Also, merging records implies an irreversible certainty that the identity matches, which isn't in my view how historical research actually works (or should work). I still think it would be better (a) to allow contributors to create person records and (b) to support links between records rather than going for a merging strategy.
On the slightly different topic of merging records for the same person, this is not something that can be automated (for exactly the reasons we've been discussing around disambiguation!), and is exactly the sort of thing this project is designed to work on. It would be too huge a task for a small team of researchers, but with thousands of people finding duplicate entries for the individuals they're interested in, we can make fantastic progress.
If you think you've found two or more Life Stories for the same person (rather than two Life Stories for two individuals with the same name in the same regiment), here's more about what to do: http://support.livesofthefirstworldwar.org/knowledgebase/articles/316832-what-if-i-ve-found-two-or-more-life-stories-for-th
Thanks for the replies. It seems to me that you yourselves will have to address this "identity" issue, as soon as you add another 'official' data source (and for every subsequent data source). Unless the set of individuals in data set #2 is guaranteed to be disjoint with your medal card set ("data set #1"), you will have to do something about it.
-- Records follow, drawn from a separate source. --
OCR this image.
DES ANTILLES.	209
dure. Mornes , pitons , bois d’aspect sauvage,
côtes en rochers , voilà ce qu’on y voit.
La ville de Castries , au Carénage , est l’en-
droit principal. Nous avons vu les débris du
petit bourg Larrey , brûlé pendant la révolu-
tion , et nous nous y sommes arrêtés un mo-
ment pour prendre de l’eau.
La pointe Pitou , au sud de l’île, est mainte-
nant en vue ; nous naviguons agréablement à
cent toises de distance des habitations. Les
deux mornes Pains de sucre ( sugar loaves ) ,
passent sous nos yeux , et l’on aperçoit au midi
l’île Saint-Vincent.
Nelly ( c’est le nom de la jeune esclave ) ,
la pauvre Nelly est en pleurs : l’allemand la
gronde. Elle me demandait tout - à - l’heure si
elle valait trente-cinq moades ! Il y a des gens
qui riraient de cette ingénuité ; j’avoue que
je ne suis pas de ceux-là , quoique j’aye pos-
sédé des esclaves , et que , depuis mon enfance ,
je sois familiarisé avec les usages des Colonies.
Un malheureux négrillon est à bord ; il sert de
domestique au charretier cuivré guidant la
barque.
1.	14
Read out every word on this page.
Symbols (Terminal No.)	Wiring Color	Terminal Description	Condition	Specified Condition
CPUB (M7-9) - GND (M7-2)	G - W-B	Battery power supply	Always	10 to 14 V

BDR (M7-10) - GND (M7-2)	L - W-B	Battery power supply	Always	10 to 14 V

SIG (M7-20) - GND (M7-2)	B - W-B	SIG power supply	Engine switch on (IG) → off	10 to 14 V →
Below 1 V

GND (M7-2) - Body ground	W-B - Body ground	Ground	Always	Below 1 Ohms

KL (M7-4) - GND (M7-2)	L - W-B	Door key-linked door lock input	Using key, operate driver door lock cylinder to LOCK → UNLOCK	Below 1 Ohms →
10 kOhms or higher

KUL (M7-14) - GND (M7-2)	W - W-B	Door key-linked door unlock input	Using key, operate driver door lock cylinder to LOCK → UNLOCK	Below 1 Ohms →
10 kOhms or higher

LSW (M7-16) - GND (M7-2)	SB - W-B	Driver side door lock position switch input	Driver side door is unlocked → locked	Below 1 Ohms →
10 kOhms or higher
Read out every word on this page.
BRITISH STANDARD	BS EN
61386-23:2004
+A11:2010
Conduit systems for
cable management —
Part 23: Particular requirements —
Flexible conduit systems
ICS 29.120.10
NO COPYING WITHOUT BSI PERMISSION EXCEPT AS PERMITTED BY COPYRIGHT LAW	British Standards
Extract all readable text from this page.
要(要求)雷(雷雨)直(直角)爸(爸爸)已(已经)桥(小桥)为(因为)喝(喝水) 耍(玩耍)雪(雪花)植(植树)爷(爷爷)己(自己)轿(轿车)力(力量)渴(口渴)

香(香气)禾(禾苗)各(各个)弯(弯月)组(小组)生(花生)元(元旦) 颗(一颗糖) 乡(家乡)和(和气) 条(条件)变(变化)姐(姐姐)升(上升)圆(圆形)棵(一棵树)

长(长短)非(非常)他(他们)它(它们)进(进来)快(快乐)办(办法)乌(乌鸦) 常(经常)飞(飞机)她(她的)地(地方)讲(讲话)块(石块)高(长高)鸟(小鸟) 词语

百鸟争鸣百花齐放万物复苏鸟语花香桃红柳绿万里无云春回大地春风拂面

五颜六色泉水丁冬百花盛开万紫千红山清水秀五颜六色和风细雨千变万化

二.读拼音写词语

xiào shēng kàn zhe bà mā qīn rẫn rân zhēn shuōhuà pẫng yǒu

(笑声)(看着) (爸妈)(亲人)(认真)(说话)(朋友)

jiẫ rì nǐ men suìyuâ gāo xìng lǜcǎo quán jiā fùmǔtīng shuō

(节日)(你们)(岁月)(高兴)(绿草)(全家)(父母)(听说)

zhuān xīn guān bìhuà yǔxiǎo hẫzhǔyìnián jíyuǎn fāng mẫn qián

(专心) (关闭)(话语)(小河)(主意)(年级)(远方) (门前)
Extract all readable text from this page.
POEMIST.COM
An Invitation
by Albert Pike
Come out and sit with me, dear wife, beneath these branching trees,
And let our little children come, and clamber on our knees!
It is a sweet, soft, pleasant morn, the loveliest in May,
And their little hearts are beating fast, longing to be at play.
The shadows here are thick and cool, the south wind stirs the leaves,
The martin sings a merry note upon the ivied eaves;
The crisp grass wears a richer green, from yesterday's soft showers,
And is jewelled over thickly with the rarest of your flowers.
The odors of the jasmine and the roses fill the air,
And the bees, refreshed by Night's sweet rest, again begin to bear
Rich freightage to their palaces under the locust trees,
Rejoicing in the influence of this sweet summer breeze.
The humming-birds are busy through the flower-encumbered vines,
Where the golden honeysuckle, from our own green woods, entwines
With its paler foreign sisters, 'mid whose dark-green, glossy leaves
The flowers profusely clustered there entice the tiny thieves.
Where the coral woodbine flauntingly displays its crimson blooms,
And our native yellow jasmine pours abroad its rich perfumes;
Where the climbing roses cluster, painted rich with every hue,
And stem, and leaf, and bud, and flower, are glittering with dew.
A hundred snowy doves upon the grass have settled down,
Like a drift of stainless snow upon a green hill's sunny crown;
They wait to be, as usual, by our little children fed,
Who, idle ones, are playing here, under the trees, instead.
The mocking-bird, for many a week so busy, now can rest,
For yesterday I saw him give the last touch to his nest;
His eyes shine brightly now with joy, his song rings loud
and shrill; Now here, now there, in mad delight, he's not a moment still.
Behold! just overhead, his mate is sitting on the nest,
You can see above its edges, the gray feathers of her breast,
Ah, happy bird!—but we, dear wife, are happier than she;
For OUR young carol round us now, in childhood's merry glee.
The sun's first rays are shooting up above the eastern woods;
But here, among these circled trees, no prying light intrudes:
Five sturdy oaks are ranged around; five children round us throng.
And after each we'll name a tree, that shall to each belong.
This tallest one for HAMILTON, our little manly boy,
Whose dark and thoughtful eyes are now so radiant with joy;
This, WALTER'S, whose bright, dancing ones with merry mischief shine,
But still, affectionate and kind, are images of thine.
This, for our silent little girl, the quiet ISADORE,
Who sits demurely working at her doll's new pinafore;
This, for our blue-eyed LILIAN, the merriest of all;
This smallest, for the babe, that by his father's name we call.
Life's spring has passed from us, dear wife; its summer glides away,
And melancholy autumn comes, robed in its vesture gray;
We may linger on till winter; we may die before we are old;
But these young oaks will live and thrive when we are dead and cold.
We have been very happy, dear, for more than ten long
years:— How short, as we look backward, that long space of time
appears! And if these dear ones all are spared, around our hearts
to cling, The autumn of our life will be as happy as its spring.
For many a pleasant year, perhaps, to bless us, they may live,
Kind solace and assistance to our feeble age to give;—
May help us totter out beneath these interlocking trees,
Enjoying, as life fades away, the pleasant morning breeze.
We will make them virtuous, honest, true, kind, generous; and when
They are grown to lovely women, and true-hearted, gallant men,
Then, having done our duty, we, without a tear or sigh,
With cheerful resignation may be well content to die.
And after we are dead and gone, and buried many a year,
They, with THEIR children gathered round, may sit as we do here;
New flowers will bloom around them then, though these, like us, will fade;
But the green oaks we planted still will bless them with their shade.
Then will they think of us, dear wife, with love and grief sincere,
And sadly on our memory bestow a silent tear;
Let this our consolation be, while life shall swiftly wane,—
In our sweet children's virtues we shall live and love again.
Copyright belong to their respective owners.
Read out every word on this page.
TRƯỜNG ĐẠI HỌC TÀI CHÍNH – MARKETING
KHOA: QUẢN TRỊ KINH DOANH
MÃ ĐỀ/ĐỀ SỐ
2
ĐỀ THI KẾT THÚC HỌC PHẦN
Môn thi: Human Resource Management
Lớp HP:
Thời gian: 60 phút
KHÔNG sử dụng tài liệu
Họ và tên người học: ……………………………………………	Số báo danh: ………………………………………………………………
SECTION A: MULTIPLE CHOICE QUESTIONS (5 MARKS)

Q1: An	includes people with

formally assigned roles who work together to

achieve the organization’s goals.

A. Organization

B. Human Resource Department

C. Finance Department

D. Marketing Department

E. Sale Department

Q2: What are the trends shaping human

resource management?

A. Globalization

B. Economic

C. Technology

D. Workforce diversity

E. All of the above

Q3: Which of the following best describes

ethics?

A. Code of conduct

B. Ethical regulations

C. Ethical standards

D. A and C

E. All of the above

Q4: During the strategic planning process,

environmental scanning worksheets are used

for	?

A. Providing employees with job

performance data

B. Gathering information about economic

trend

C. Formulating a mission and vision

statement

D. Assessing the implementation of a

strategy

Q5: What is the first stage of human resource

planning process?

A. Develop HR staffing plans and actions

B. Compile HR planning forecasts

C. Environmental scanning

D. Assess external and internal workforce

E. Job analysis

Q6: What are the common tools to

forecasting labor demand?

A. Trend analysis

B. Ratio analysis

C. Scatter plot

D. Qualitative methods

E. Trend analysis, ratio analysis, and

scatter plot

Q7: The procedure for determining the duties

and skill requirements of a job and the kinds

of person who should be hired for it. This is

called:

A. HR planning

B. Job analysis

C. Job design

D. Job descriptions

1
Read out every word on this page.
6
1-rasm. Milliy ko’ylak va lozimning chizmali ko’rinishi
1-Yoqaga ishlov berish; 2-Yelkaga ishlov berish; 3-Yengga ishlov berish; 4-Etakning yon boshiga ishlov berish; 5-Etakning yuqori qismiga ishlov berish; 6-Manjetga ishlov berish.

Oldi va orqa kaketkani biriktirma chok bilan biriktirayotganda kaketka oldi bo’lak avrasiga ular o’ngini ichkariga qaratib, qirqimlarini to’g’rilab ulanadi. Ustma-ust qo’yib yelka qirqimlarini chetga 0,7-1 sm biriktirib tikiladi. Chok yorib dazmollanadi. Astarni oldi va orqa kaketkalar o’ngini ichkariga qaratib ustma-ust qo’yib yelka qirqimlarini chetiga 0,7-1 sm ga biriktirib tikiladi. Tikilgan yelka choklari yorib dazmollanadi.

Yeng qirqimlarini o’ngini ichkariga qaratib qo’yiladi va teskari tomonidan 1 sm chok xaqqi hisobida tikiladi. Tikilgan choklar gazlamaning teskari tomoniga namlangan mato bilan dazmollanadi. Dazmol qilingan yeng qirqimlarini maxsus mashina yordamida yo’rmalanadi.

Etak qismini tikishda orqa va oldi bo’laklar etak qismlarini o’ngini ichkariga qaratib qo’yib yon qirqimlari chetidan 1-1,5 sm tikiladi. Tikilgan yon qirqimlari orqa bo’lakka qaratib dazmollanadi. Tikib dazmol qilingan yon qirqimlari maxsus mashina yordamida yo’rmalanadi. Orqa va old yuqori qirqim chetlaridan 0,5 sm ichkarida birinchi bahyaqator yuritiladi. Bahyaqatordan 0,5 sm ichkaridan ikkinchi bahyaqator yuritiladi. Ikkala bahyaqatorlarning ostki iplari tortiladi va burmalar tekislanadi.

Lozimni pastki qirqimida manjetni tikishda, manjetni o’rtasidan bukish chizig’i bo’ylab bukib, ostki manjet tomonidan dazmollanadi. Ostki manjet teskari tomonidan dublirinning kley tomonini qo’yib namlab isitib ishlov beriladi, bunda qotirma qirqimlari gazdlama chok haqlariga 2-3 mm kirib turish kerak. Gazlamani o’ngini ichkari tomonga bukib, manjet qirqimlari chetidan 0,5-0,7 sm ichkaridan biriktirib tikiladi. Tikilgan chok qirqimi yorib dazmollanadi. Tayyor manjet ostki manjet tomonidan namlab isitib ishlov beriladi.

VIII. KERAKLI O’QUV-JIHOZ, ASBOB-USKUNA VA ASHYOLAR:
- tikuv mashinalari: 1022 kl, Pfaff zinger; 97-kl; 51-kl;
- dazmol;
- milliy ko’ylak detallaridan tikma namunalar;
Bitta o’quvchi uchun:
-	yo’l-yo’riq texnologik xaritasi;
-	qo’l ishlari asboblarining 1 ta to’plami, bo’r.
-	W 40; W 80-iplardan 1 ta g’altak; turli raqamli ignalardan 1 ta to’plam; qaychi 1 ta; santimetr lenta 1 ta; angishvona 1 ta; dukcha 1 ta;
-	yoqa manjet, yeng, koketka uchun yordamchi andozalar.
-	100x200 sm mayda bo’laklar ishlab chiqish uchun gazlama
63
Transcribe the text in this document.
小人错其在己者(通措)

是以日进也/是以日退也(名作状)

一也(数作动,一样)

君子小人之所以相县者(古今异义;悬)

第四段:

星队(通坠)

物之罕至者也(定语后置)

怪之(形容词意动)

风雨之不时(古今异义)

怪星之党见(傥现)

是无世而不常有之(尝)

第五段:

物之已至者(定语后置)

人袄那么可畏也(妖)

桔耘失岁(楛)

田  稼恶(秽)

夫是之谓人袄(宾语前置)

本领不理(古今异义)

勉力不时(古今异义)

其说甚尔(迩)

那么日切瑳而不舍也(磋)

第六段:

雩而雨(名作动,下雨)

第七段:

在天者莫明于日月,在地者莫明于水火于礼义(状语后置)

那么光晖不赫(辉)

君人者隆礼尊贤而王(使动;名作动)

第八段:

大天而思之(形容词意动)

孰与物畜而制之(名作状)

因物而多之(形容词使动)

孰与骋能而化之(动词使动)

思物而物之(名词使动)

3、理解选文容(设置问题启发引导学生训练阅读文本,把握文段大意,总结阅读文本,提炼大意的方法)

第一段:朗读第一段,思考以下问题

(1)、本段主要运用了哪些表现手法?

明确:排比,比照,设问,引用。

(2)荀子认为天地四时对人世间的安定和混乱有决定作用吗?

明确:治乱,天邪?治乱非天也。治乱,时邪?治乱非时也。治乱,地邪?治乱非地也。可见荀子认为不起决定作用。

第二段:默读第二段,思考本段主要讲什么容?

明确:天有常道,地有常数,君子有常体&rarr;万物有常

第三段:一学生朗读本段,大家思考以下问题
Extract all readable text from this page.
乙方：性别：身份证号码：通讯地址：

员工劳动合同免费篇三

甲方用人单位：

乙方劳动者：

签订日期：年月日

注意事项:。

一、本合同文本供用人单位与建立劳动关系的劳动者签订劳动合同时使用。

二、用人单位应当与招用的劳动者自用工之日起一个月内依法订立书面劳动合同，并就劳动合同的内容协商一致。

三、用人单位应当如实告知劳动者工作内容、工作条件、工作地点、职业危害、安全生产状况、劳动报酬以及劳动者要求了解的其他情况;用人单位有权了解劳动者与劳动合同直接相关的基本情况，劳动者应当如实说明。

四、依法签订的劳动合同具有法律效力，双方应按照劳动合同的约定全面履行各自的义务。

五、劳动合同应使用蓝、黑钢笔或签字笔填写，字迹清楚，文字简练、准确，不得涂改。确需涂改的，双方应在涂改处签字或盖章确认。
You could either undertake a disambiguation exercise, and fully merge all #2 data into the matching #1 record (which is what you are asking us to do, with our contributed data), or keep the records separate and accept that there are now lots of duplicate records describing the same person.
A middle way would be to have separate records, but to support cross-record links which say "definitely the same person as X", "possibly the same", "definitely different", etc. However, if you'er doing that for 'official' records, we could also use it for contributed data, and my problem would be resolved.
Hi Richard - the difficulty is that there is no definitive matching up of medal index cards with other data held on individuals (at the time they didn't foresee us all trying to do all this research!). This is actually one of the reasons behind this project - to pull together information like this - because it's never been done before.
So there is no definitive resource that says 'the medal index card for this Edward is for Edward from Grasmere, and that Edward is Edward from Bridgnorth'.
As we've used the medal index cards as seed data, the medal index cards are your starting point for research.
Assuming you have no chance of finding out your Edward's service number from a surprise discovery of perfectly-preserved family documents, there are a few things you can do to start narrowing it down:
- search the 'official records' by putting in the name and one or other of the two service numbers; you may find there's another official record (like an army death record) that lists both his name and service number, and helps you pin down a bit more detail.
- search the records we add to the site in future; you may find new records that connect the service number with the name, and also list extra information like addresses.
- view the scans of medal index cards available on the National Archives site as well as in other places; sometimes one may have an address or additional notes written on the back that can help disambiguate.
Hi Richard, at this stage you're right, there are a few too many cases where there's very little to go on and it's hard to determine whether you've remembered the right individual. The answer of course is to add more record sets, which I hope you believe me when I say doing this is one of our highest priorities! Fingers crossed we'll have more to share in the next week or so.